だが彼は王制の廃止を明確な改革として実行に移すことはできなかった。
おそらくは、制度を変えることで他国から警戒され、自国に攻め込まれることを恐れるが為に。
けれど―――― アウラティカは思う。
これが最後になるやもしれぬならば、彼の思いを、自分の願いを、人の中に撒いていきたい。
今すぐには何もかもが変えられなくとも、疑問を持って欲しい。希望を持って欲しい。
どんな血に濡れた時代でも望めばいつかは別の方向へ動き出すのだと、いつかは平穏が当たり前の時代になるのだと。
せめてそれくらいのささやかな期待は残していきたかったのだ。



アウラティカは微笑んで目を閉じる。
たとえ離れた場所にいようとも、死ぬ時は彼と時を同じくしよう。
生の上に築かれる幸福でなくて構わない。愚かと嘲笑われることも気にならない。
全てを抱え込んで、彼女は彼女として、彼と運命を共にするのだ。



風が吹いて行く。
血の臭いを和らげるように。

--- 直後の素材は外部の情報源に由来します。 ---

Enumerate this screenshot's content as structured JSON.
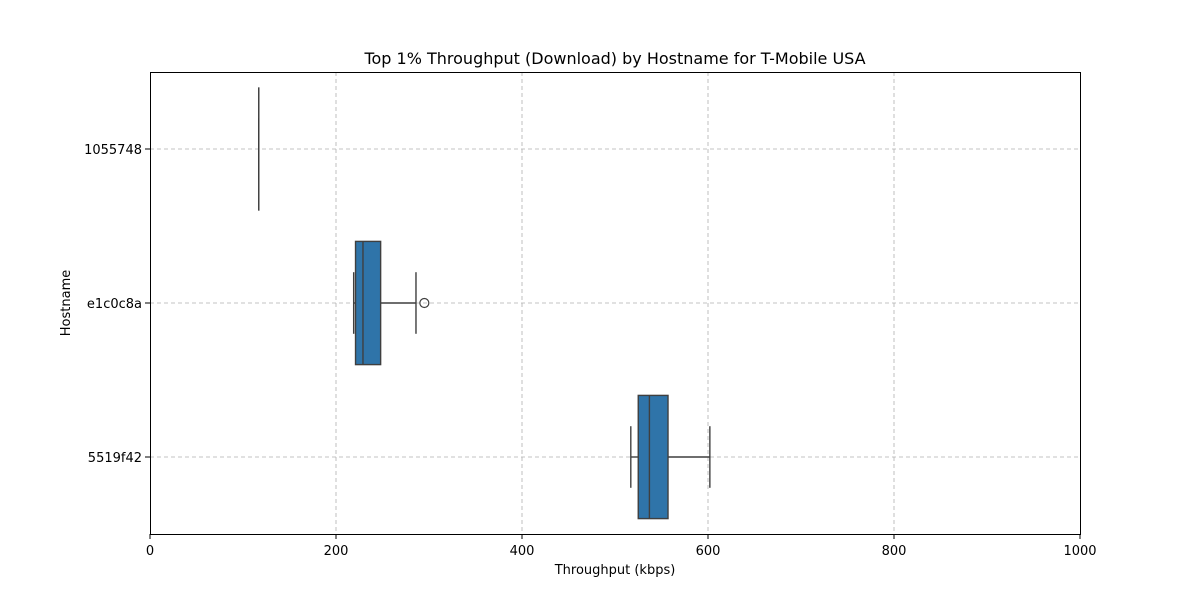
{
  "chart_data": {
    "type": "box",
    "orientation": "horizontal",
    "title": "Top 1% Throughput (Download) by Hostname for T-Mobile USA",
    "xlabel": "Throughput (kbps)",
    "ylabel": "Hostname",
    "xlim": [
      0,
      1000
    ],
    "xticks": [
      "0",
      "200",
      "400",
      "600",
      "800",
      "1000"
    ],
    "xtick_values": [
      0,
      200,
      400,
      600,
      800,
      1000
    ],
    "grid": true,
    "box_color": "#2f74a9",
    "categories": [
      "1055748",
      "e1c0c8a",
      "5519f42"
    ],
    "boxes": [
      {
        "category": "1055748",
        "whislo": 117,
        "q1": 117,
        "med": 117,
        "q3": 117,
        "whishi": 117,
        "fliers": []
      },
      {
        "category": "e1c0c8a",
        "whislo": 219,
        "q1": 221,
        "med": 229,
        "q3": 248,
        "whishi": 286,
        "fliers": [
          295
        ]
      },
      {
        "category": "5519f42",
        "whislo": 517,
        "q1": 525,
        "med": 537,
        "q3": 557,
        "whishi": 602,
        "fliers": []
      }
    ]
  }
}
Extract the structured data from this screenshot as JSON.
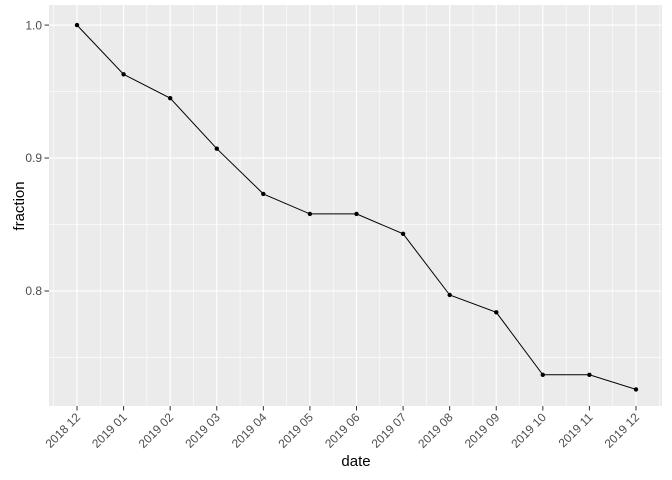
{
  "figure": {
    "background_color": "#ffffff"
  },
  "chart_data": {
    "type": "line",
    "title": "",
    "xlabel": "date",
    "ylabel": "fraction",
    "categories": [
      "2018 12",
      "2019 01",
      "2019 02",
      "2019 03",
      "2019 04",
      "2019 05",
      "2019 06",
      "2019 07",
      "2019 08",
      "2019 09",
      "2019 10",
      "2019 11",
      "2019 12"
    ],
    "series": [
      {
        "name": "fraction",
        "values": [
          1.0,
          0.963,
          0.945,
          0.907,
          0.873,
          0.858,
          0.858,
          0.843,
          0.797,
          0.784,
          0.737,
          0.737,
          0.726
        ]
      }
    ],
    "y_tick_values": [
      1.0,
      0.9,
      0.8
    ],
    "y_tick_labels": [
      "1.0",
      "0.9",
      "0.8"
    ],
    "y_minor_values": [
      0.95,
      0.85,
      0.75
    ],
    "ylim": [
      0.7135,
      1.0151
    ],
    "grid": "major-and-minor",
    "legend_position": "none",
    "marker": "point",
    "style": {
      "panel_background": "#EBEBEB",
      "grid_color": "#FFFFFF",
      "line_color": "#000000",
      "point_color": "#000000",
      "tick_mark_color": "#333333",
      "tick_label_color": "#4D4D4D",
      "axis_title_color": "#000000"
    }
  }
}
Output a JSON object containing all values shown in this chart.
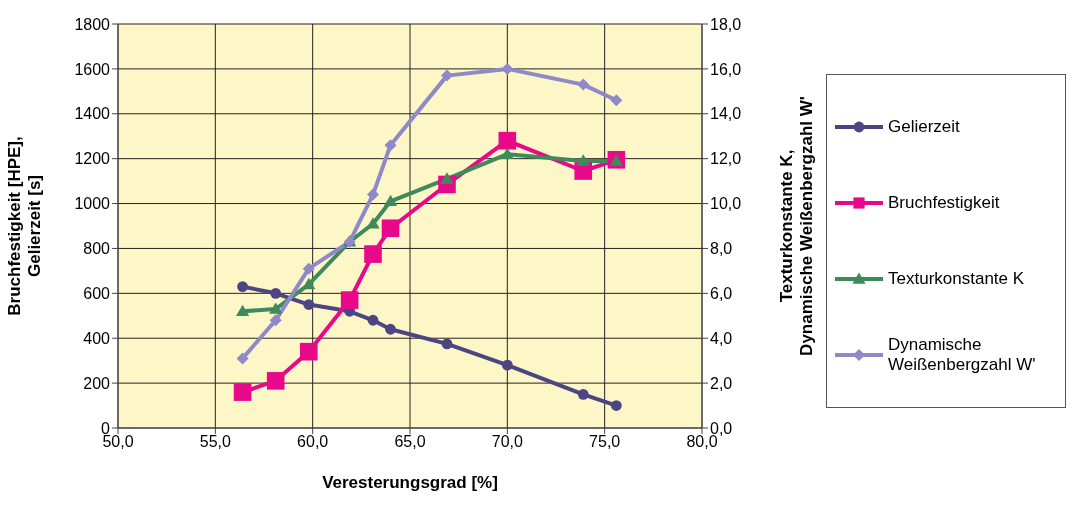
{
  "chart_data": {
    "type": "line",
    "xlabel": "Veresterungsgrad [%]",
    "ylabel": "Bruchfestigkeit [HPE],\nGelierzeit [s]",
    "y2label": "Texturkonstante K,\nDynamische Weißenbergzahl W'",
    "x": [
      56.4,
      58.1,
      59.8,
      61.9,
      63.1,
      64.0,
      66.9,
      70.0,
      73.9,
      75.6
    ],
    "series": [
      {
        "name": "Gelierzeit",
        "color": "#4b4682",
        "marker": "circle",
        "values": [
          630,
          600,
          550,
          520,
          480,
          440,
          375,
          280,
          150,
          100
        ]
      },
      {
        "name": "Bruchfestigkeit",
        "color": "#e8088a",
        "marker": "square",
        "values": [
          160,
          210,
          340,
          570,
          775,
          890,
          1085,
          1280,
          1145,
          1195
        ]
      },
      {
        "name": "Texturkonstante K",
        "color": "#3f8a5a",
        "marker": "triangle",
        "axis": "y2",
        "values": [
          5.2,
          5.3,
          6.4,
          8.3,
          9.1,
          10.1,
          11.1,
          12.2,
          11.9,
          11.9
        ]
      },
      {
        "name": "Dynamische Weißenbergzahl W'",
        "color": "#8f89c9",
        "marker": "diamond",
        "axis": "y2",
        "values": [
          3.1,
          4.8,
          7.1,
          8.3,
          10.4,
          12.6,
          15.7,
          16.0,
          15.3,
          14.6
        ]
      }
    ],
    "xlim": [
      50,
      80
    ],
    "xticks": [
      {
        "value": 50,
        "label": "50,0"
      },
      {
        "value": 55,
        "label": "55,0"
      },
      {
        "value": 60,
        "label": "60,0"
      },
      {
        "value": 65,
        "label": "65,0"
      },
      {
        "value": 70,
        "label": "70,0"
      },
      {
        "value": 75,
        "label": "75,0"
      },
      {
        "value": 80,
        "label": "80,0"
      }
    ],
    "ylim": [
      0,
      1800
    ],
    "yticks": [
      0,
      200,
      400,
      600,
      800,
      1000,
      1200,
      1400,
      1600,
      1800
    ],
    "y2lim": [
      0,
      18
    ],
    "y2ticks": [
      {
        "value": 0,
        "label": "0,0"
      },
      {
        "value": 2,
        "label": "2,0"
      },
      {
        "value": 4,
        "label": "4,0"
      },
      {
        "value": 6,
        "label": "6,0"
      },
      {
        "value": 8,
        "label": "8,0"
      },
      {
        "value": 10,
        "label": "10,0"
      },
      {
        "value": 12,
        "label": "12,0"
      },
      {
        "value": 14,
        "label": "14,0"
      },
      {
        "value": 16,
        "label": "16,0"
      },
      {
        "value": 18,
        "label": "18,0"
      }
    ],
    "grid": true,
    "legend": "right",
    "line_style": "solid"
  }
}
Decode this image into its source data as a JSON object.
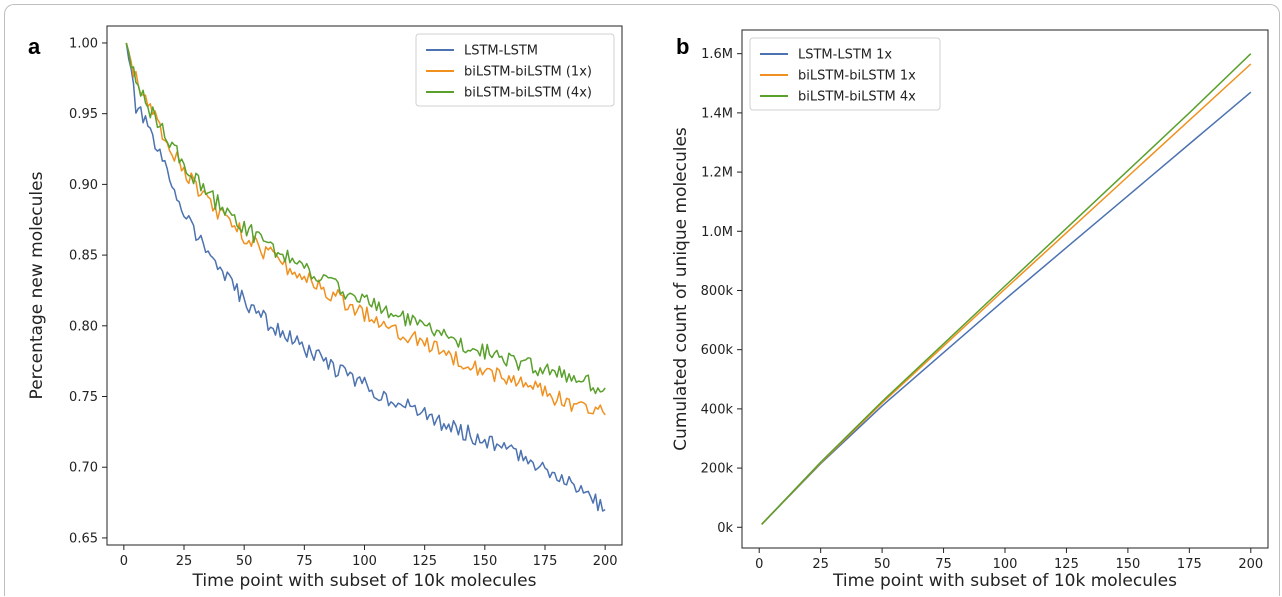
{
  "chart_data": [
    {
      "type": "line",
      "panel_label": "a",
      "xlabel": "Time point with subset of 10k molecules",
      "ylabel": "Percentage new molecules",
      "xlim": [
        -7,
        207
      ],
      "ylim": [
        0.645,
        1.012
      ],
      "xticks": [
        0,
        25,
        50,
        75,
        100,
        125,
        150,
        175,
        200
      ],
      "yticks": [
        0.65,
        0.7,
        0.75,
        0.8,
        0.85,
        0.9,
        0.95,
        1.0
      ],
      "ytick_labels": [
        "0.65",
        "0.70",
        "0.75",
        "0.80",
        "0.85",
        "0.90",
        "0.95",
        "1.00"
      ],
      "legend_position": "top-right",
      "grid": false,
      "series": [
        {
          "name": "LSTM-LSTM",
          "color": "#4c72b0",
          "x": [
            1,
            5,
            10,
            15,
            20,
            25,
            30,
            35,
            40,
            45,
            50,
            55,
            60,
            65,
            70,
            75,
            80,
            85,
            90,
            95,
            100,
            110,
            120,
            130,
            140,
            150,
            160,
            170,
            180,
            190,
            200
          ],
          "y": [
            1.0,
            0.955,
            0.94,
            0.92,
            0.9,
            0.882,
            0.865,
            0.852,
            0.84,
            0.828,
            0.818,
            0.81,
            0.802,
            0.796,
            0.79,
            0.784,
            0.778,
            0.773,
            0.768,
            0.763,
            0.758,
            0.749,
            0.741,
            0.733,
            0.726,
            0.719,
            0.712,
            0.704,
            0.695,
            0.685,
            0.67
          ]
        },
        {
          "name": "biLSTM-biLSTM (1x)",
          "color": "#f0911f",
          "x": [
            1,
            5,
            10,
            15,
            20,
            25,
            30,
            35,
            40,
            45,
            50,
            55,
            60,
            65,
            70,
            75,
            80,
            85,
            90,
            95,
            100,
            110,
            120,
            130,
            140,
            150,
            160,
            170,
            180,
            190,
            200
          ],
          "y": [
            1.0,
            0.975,
            0.955,
            0.94,
            0.925,
            0.91,
            0.898,
            0.888,
            0.879,
            0.871,
            0.864,
            0.857,
            0.851,
            0.845,
            0.839,
            0.834,
            0.829,
            0.824,
            0.819,
            0.814,
            0.809,
            0.8,
            0.792,
            0.784,
            0.776,
            0.769,
            0.762,
            0.756,
            0.749,
            0.743,
            0.737
          ]
        },
        {
          "name": "biLSTM-biLSTM (4x)",
          "color": "#5aa02c",
          "x": [
            1,
            5,
            10,
            15,
            20,
            25,
            30,
            35,
            40,
            45,
            50,
            55,
            60,
            65,
            70,
            75,
            80,
            85,
            90,
            95,
            100,
            110,
            120,
            130,
            140,
            150,
            160,
            170,
            180,
            190,
            200
          ],
          "y": [
            1.0,
            0.975,
            0.955,
            0.94,
            0.927,
            0.914,
            0.903,
            0.893,
            0.885,
            0.877,
            0.87,
            0.863,
            0.857,
            0.851,
            0.846,
            0.841,
            0.836,
            0.831,
            0.826,
            0.822,
            0.818,
            0.81,
            0.802,
            0.795,
            0.788,
            0.782,
            0.776,
            0.771,
            0.766,
            0.761,
            0.756
          ]
        }
      ]
    },
    {
      "type": "line",
      "panel_label": "b",
      "xlabel": "Time point with subset of 10k molecules",
      "ylabel": "Cumulated count of unique molecules",
      "xlim": [
        -7,
        207
      ],
      "ylim": [
        -70000,
        1680000
      ],
      "xticks": [
        0,
        25,
        50,
        75,
        100,
        125,
        150,
        175,
        200
      ],
      "yticks": [
        0,
        200000,
        400000,
        600000,
        800000,
        1000000,
        1200000,
        1400000,
        1600000
      ],
      "ytick_labels": [
        "0k",
        "200k",
        "400k",
        "600k",
        "800k",
        "1.0M",
        "1.2M",
        "1.4M",
        "1.6M"
      ],
      "legend_position": "top-left",
      "grid": false,
      "series": [
        {
          "name": "LSTM-LSTM 1x",
          "color": "#4c72b0",
          "x": [
            1,
            25,
            50,
            75,
            100,
            125,
            150,
            175,
            200
          ],
          "y": [
            10000,
            215000,
            410000,
            590000,
            770000,
            945000,
            1120000,
            1295000,
            1470000
          ]
        },
        {
          "name": "biLSTM-biLSTM 1x",
          "color": "#f0911f",
          "x": [
            1,
            25,
            50,
            75,
            100,
            125,
            150,
            175,
            200
          ],
          "y": [
            10000,
            218000,
            420000,
            612000,
            805000,
            995000,
            1185000,
            1375000,
            1565000
          ]
        },
        {
          "name": "biLSTM-biLSTM 4x",
          "color": "#5aa02c",
          "x": [
            1,
            25,
            50,
            75,
            100,
            125,
            150,
            175,
            200
          ],
          "y": [
            10000,
            220000,
            425000,
            620000,
            815000,
            1010000,
            1205000,
            1400000,
            1600000
          ]
        }
      ]
    }
  ]
}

けれど決して消えない死を包み込んで。
草がさやさやと揺れる。遠くで鳥が鳴く。
いつしか戦場は―――― 溜息一つも聞こえない静穏に、満たされていた。
アウラティカは目を開く。
長い睫毛の下、広がる視界。
果てしないその景色。
そこに居合わせた兵たちは…………皆が真摯な目で、じっと彼女を見つめていた。
女王としてだけではなく、一人の人間として。
時代の在り方を悲しみ、不自由さを分かち合う魂として。
言葉よりも伝わる思いが、彼ら一人一人の目の中に溢れている。

人は戦いを望む生き物だと、厭世のさなか皆が思い知る。
だが確かに別の望みが、本能を越えることも出来るのだ。
喪失を悼む悲しみが、虚脱の中平穏を求め次へと繋がる。
人の世の中、戦乱の中、連鎖していくものは、決して憎悪だけではないはずなのだ。

アウラティカは体いっぱいに風を吸い込むと、深く頭を下げる。
自分とセデウスを王と仰ぎ、今までついてきてくれた人々に向って。
「ありがとう……」
それは、一つの戦いの終わりを告げる呟きで―――― 別の戦いの幕開けとなる、言葉だった。